Veronica Williams was raised as a Jehovah's Witness and recommitted herself to the denomination during her marriage, which upset her husband, according to court testimony.

A second note, apparently written from the same hand, appears on a self-empowerment book found with Veronica Williams' belongings. It complains that a bond has been broken and warns of brainwashing. "Just leave me alone. Go get happy without me. Just leave me alone."

And the third missive is written on a Jehovah's Witness pamphlet. "If you want to escape, just leave. You are making a big deal and trying 2 ruin me. I know you are seeing someone and that's cool. Go get happy! Just leave me alone," a portion of the letter says.

Combined, they seem to have contradictory messages.
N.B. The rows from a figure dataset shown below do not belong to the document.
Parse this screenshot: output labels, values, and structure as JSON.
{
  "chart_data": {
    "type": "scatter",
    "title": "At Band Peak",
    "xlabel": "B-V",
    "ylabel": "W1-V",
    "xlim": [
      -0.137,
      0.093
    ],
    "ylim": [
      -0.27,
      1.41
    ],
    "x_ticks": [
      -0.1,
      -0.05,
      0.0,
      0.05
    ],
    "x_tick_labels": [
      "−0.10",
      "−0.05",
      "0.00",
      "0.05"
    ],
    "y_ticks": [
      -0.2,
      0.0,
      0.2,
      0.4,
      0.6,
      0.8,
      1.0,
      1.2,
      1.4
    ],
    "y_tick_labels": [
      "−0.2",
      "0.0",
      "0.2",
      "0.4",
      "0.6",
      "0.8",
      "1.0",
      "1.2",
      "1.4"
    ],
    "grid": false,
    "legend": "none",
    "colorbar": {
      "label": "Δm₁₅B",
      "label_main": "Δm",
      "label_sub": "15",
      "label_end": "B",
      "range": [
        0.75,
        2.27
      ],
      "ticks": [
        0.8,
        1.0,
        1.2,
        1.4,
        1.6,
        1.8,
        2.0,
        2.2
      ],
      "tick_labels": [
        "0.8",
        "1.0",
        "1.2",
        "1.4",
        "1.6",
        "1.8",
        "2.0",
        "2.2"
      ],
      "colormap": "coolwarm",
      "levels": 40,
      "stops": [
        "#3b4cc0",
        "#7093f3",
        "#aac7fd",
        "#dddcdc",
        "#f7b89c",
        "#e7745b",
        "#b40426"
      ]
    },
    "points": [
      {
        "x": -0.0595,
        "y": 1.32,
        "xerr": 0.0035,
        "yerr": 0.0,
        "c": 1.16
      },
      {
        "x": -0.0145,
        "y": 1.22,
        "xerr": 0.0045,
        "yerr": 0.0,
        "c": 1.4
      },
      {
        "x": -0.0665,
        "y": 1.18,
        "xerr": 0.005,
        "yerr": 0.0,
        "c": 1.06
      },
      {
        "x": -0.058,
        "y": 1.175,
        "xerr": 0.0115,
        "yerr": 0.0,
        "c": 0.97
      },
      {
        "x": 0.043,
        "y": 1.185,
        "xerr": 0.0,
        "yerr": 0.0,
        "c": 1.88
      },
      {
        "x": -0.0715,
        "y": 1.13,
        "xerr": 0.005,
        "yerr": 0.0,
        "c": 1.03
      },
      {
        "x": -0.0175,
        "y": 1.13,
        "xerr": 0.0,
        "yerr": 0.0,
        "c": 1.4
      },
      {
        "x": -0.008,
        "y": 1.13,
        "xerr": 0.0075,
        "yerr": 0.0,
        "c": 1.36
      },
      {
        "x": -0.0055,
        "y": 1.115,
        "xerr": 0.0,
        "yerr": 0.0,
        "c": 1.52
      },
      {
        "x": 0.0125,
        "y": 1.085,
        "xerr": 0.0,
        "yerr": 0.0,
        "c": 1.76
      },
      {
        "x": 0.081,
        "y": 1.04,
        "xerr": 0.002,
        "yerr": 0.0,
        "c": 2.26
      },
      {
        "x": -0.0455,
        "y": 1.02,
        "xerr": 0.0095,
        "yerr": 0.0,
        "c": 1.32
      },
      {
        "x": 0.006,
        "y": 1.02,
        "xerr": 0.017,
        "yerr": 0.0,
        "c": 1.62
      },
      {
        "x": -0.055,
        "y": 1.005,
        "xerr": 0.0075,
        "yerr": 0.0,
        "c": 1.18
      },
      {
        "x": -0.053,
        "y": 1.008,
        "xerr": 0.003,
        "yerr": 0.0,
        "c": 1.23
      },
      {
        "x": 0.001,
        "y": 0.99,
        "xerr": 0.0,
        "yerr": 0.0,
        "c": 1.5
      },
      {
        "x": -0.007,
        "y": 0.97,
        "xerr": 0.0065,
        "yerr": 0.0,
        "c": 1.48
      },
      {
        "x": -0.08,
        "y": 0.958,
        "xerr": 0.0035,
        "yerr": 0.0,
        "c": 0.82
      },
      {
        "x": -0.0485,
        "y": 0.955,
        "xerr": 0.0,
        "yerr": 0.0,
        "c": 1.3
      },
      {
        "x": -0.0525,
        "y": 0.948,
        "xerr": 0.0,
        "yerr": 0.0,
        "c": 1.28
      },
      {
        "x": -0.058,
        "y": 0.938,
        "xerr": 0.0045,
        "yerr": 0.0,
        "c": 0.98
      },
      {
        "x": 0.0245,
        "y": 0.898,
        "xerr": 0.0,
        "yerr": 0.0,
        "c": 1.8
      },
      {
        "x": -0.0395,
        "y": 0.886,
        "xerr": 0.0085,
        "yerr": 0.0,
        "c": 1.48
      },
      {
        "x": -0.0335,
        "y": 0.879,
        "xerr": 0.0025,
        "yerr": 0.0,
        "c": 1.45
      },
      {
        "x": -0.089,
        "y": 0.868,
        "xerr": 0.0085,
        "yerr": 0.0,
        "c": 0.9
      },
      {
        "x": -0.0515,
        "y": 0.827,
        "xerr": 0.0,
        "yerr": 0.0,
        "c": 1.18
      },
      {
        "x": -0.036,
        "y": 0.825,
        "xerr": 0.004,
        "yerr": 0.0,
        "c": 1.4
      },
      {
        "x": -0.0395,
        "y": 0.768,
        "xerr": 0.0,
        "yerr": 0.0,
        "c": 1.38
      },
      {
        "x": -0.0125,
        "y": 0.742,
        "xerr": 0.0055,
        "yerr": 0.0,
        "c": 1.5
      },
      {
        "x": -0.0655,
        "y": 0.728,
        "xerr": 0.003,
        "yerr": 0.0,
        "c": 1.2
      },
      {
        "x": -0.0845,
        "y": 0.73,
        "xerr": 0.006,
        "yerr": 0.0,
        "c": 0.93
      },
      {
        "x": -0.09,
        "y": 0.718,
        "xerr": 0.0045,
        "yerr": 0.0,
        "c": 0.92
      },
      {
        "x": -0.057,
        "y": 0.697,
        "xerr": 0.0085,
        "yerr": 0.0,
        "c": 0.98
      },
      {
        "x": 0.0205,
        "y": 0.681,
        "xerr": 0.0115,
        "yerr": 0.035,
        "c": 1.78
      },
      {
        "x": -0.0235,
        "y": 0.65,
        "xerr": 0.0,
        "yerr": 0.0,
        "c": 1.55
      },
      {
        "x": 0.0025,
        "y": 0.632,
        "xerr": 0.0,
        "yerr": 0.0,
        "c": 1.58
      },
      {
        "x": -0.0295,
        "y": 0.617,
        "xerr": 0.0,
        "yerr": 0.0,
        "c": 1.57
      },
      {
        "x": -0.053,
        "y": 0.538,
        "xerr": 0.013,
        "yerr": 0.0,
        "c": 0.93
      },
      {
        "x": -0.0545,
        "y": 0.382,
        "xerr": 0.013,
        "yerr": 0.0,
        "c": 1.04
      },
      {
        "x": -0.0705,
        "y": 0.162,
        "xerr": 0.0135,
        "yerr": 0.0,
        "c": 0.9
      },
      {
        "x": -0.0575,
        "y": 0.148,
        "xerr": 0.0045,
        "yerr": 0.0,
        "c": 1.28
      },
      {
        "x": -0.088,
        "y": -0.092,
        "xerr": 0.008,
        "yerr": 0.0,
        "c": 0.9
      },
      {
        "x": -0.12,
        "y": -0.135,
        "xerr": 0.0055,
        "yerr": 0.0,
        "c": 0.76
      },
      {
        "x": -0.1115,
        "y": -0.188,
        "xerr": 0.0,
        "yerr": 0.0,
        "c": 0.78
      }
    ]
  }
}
The inconsistency is characteristic of the Williamses' marriage, according to testimony — loving at times, and brutal at others.

In a court document, read by a homicide detective Tuesday, Veronica Williams claims her husband "in the heat of an argument about our separation held me down against my will with scissors and cut all my hair off" while she screamed for her kids.

On Nov. 17, 2008, she sent a text message to her cousin, Carlin Robinson, from the courthouse, according to testimony. It said "He knows I'm here." Several hours later, Veronica Williams, who was three to six weeks pregnant, lay bleeding on a Baltimore street corner. She died three days later.

"This is not a case where you're going to send Mr. Williams home," Phinn told the jury at the start of the day. "This is not that case."